For the Texas Coast urban dataset, the detection maps are shown in Figure 9. It can be observed visually that our method is the best. Since the Texas Coast urban dataset has some serious strip noises, the ability of an algorithm to suppress them is crucial. Our method can not only detect all anomaly pixels clearly, but also suppress both background and strip noises thoroughly, yielding a clear and evident detection map. The LRX method suppresses the background too much, causing few pixels being detected. The BJSR, LRASR, and KIFD method can not suppress background and noise effectively, yielding a fuzzy detection map. The GRX and LSMAD method can only suppress the background not the strip noises. The ROC curve map are displayed in Figure 10a.

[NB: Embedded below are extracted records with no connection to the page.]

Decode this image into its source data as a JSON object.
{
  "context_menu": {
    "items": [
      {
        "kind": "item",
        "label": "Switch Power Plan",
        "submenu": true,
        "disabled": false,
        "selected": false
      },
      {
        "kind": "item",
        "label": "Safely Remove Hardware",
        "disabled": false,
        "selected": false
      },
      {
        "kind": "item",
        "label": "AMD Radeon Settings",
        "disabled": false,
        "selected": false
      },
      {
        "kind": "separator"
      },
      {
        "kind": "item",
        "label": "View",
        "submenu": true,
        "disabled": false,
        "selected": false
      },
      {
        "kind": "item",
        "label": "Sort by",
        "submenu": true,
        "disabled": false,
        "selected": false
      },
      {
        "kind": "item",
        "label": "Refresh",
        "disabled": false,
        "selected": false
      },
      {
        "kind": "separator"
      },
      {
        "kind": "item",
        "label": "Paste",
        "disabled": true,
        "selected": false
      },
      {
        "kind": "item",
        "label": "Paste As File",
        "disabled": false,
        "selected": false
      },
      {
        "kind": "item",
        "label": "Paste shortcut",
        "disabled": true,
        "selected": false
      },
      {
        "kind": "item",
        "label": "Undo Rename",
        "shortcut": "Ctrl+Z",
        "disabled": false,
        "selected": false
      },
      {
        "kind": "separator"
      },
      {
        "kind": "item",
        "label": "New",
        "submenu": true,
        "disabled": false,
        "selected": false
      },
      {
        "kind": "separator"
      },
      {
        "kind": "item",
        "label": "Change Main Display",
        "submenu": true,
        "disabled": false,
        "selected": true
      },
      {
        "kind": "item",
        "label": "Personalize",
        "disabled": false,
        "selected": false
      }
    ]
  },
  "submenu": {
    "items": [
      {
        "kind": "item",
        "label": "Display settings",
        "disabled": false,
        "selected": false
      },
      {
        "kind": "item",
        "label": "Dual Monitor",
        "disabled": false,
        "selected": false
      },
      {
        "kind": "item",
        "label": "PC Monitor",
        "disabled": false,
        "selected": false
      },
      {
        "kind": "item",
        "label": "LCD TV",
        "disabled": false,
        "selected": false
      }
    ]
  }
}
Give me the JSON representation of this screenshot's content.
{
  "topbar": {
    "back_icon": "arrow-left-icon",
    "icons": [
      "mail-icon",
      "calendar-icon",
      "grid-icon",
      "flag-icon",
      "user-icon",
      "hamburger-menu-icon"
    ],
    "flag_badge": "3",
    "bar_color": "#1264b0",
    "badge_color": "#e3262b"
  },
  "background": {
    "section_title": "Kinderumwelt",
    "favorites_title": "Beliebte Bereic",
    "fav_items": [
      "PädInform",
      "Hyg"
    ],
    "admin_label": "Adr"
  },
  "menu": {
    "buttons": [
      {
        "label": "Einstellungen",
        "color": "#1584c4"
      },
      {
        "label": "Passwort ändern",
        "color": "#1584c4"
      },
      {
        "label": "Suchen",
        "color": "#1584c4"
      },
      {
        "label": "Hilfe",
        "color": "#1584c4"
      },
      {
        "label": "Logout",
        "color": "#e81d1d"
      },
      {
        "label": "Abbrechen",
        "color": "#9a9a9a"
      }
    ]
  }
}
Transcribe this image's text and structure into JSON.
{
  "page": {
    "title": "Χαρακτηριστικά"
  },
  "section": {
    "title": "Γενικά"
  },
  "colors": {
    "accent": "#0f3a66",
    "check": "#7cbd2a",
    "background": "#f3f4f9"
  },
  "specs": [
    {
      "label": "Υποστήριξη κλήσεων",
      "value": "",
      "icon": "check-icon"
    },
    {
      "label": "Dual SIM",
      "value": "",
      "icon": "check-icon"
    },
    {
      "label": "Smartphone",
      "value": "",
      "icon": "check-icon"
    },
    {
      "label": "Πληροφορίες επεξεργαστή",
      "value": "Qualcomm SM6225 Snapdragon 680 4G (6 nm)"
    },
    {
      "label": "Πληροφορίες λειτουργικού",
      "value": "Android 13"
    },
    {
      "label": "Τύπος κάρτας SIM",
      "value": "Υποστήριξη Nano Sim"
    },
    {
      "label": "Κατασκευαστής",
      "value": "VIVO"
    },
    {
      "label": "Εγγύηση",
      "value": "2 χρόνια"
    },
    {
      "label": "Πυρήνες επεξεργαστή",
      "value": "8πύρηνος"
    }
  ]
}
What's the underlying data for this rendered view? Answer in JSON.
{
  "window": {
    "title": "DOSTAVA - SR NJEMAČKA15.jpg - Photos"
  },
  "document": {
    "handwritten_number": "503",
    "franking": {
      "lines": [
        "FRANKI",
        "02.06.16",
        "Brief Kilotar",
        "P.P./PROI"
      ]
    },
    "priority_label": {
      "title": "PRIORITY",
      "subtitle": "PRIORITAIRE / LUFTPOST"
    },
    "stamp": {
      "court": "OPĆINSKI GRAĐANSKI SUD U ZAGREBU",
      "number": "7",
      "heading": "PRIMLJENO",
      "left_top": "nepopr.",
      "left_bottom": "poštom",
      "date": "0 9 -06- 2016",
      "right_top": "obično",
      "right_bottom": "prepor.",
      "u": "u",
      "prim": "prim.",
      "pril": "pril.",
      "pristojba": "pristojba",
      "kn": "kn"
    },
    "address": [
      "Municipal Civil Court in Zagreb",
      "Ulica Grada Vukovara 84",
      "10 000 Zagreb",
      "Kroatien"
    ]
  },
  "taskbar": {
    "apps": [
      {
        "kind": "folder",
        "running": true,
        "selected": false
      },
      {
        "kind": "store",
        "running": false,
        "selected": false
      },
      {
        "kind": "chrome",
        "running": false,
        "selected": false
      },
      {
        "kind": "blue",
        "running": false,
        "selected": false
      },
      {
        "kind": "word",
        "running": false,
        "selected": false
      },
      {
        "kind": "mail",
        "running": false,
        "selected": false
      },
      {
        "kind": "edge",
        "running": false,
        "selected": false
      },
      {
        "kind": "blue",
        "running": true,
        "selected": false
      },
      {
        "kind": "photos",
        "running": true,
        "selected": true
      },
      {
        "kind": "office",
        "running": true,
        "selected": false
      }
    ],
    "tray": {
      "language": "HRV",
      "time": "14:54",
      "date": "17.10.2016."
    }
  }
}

The curve of our method is the closest to the top-left. Our method has the AUC value of 0.9944, as shown in the fourth column of Table 1. It is the largest of all. The box plots are shown in Figure 10b. The larger gap between two boxes and shorter background box demonstrate that our method is superior to others.
In conclusion, our method is the best for the simulated, Pavia center, and Texas Coast urban datasets, and the second best for the San Diego airport dataset. The detection maps on different datasets show that our method can not only detect anomaly objects accurately, but also suppress the background and noises effectively. the detection maps of our method are clear and accurate. Regarding box plots, the gaps between anomaly box and background box are larger, indicating that our method can separate anomaly from the background with a large gap. The background boxes for four datasets are all shorter, indicating that our method can effectively restrain background information.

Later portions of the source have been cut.